$x = \cfrac{{{{\sin }^3}t}}{{\sqrt {\cos 2t} }},y = \cfrac{{{{\cos }^3}t}}{{\sqrt {\cos 2t} }}$

Here $x = \cfrac{{{{\sin }^3}t}}{{\sqrt {\cos 2t} }}$ …(i) and $y = \cfrac{{{{\cos }^3}t}}{{\sqrt {\cos 2t} }}$ …(ii)

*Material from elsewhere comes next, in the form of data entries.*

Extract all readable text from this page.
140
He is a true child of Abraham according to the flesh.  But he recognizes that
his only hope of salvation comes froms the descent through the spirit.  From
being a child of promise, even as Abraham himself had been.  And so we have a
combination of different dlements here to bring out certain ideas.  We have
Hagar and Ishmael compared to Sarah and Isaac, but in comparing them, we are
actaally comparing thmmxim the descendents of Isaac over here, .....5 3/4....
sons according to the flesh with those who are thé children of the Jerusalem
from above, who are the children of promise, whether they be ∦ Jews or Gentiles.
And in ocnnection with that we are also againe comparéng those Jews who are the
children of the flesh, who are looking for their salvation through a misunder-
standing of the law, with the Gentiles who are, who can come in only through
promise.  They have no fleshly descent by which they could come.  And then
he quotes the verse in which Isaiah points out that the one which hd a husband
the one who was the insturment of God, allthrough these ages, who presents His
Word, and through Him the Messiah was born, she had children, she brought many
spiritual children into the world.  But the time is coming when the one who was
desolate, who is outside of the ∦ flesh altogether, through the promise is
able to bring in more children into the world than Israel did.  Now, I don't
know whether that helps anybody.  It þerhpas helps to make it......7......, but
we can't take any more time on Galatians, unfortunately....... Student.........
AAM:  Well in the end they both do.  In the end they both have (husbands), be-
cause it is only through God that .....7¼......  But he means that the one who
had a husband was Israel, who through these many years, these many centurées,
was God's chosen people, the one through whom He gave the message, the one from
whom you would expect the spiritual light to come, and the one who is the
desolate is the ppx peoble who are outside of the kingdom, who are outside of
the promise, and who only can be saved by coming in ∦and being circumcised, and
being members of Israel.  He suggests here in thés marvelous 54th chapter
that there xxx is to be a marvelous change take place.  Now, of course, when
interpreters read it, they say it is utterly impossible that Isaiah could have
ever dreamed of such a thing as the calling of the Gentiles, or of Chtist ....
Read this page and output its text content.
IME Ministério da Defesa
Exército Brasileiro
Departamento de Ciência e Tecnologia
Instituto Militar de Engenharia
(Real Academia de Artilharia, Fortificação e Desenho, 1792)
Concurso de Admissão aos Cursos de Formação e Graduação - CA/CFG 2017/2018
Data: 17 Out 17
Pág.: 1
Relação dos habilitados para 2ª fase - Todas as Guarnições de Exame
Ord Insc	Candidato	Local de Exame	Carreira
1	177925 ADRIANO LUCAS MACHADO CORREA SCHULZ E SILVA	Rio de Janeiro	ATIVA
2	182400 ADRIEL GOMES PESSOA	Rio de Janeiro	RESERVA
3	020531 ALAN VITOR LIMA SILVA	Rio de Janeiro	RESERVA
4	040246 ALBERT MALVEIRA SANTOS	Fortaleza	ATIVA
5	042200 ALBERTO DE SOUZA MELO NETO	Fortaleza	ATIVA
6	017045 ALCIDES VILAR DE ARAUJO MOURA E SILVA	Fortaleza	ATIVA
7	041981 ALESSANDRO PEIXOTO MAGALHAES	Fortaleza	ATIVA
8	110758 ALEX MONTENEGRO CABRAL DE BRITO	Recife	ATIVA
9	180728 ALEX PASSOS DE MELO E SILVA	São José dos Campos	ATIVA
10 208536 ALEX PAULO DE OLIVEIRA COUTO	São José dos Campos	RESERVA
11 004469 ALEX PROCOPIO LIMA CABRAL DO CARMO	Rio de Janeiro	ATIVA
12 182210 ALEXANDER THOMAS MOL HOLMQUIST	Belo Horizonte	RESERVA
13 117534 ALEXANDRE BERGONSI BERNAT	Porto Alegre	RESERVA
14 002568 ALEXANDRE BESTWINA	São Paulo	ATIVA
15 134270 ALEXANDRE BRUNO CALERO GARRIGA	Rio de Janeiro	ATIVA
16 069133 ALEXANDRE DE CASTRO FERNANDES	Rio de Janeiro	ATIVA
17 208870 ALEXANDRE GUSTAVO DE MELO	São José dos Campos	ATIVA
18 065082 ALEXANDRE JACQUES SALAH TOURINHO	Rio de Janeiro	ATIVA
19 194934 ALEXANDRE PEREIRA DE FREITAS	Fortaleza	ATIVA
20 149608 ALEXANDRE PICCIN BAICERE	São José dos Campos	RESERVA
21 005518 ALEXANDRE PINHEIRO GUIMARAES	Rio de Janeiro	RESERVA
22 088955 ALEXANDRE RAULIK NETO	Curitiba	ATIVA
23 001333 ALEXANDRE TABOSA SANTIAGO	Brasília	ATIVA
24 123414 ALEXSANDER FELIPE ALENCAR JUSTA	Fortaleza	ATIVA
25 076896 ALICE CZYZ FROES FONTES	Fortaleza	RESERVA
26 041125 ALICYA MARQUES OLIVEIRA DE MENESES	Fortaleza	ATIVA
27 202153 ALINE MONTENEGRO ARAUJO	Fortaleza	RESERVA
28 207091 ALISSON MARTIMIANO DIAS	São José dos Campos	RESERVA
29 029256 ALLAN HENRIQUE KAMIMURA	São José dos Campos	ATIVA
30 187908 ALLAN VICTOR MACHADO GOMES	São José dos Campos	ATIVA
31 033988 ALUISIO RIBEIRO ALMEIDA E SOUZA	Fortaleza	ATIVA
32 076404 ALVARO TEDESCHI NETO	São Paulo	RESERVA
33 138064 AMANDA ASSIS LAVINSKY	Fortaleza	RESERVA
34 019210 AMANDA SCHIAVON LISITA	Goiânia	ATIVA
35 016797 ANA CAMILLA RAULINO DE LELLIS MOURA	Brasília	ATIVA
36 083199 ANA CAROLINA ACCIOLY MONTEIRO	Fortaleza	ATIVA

Differentiating (i) \& (ii) w.r.t. t, we get

$\cfrac{{dx}}{{dt}} = \cfrac{{\sqrt {\cos 2t} \cfrac{d}{{dt}}({{\sin }^3}t) - {{\sin }^3}t\cfrac{d}{{dt}}(\sqrt {\cos 2t} )}}{{\cos 2t}}$

$= \cfrac{{\sqrt {\cos 2t} 3{{\sin }^2}t\cos t - {{\sin }^3}t \cdot \cfrac{1}{{2\sqrt {\cos 2t} }} \cdot ( - \sin 2t) \cdot 2}}{{\cos 2t}}$

$= \cfrac{{\sqrt {\cos 2t} 3{{\sin }^2}t\cos t + \cfrac{{{{\sin }^3}t\sin 2t}}{{\sqrt {\cos 2t} }}}}{{\cos 2t}}$

$= \cfrac{{3\cos 2t{{\sin }^2}t\cos t + {{\sin }^3}t\sin 2t}}{{{{(\cos 2t)}^{3/2}}}}$

$\cfrac{{dy}}{{dt}} = \cfrac{{\sqrt {\cos 2t} \cfrac{d}{{dt}}({{\cos }^3}t) - {{\cos }^3}t\cfrac{d}{{dt}}(\sqrt {\cos 2t} )}}{{\cos 2t}}$

$= \cfrac{{\sqrt {\cos 2t} \cdot 3{{\cos }^2}t( - \sin t) - {{\cos }^3}t \cdot \cfrac{1}{{2\sqrt {\cos 2t} }} \cdot ( - \sin 2t) \cdot 2}}{{\cos 2t}}$

$= \cfrac{{ - 3{{\cos }^2}t \cdot \sin t \cdot \sqrt {\cos 2t} + \cfrac{{{{\cos }^3}t\sin 2t}}{{\sqrt {\cos 2t} }}}}{{\cos 2t}}$

$= \cfrac{{{{\cos }^3}t\sin 2t - 3{{\cos }^2}t \cdot \sin t\cos 2t}}{{{{(\cos 2t)}^{3/2}}}}$

therefore, $\cfrac{{dy}}{{dx}} = \cfrac{{dy/dt}}{{dx/dt}} = \cfrac{{{{\cos }^3}t\sin 2t - 3{{\cos }^2}t \cdot \sin t\cos 2t}}{{3\cos 2t{{\sin }^2}t\cos t + {{\sin }^3}t\sin 2t}} = - \cot 3t$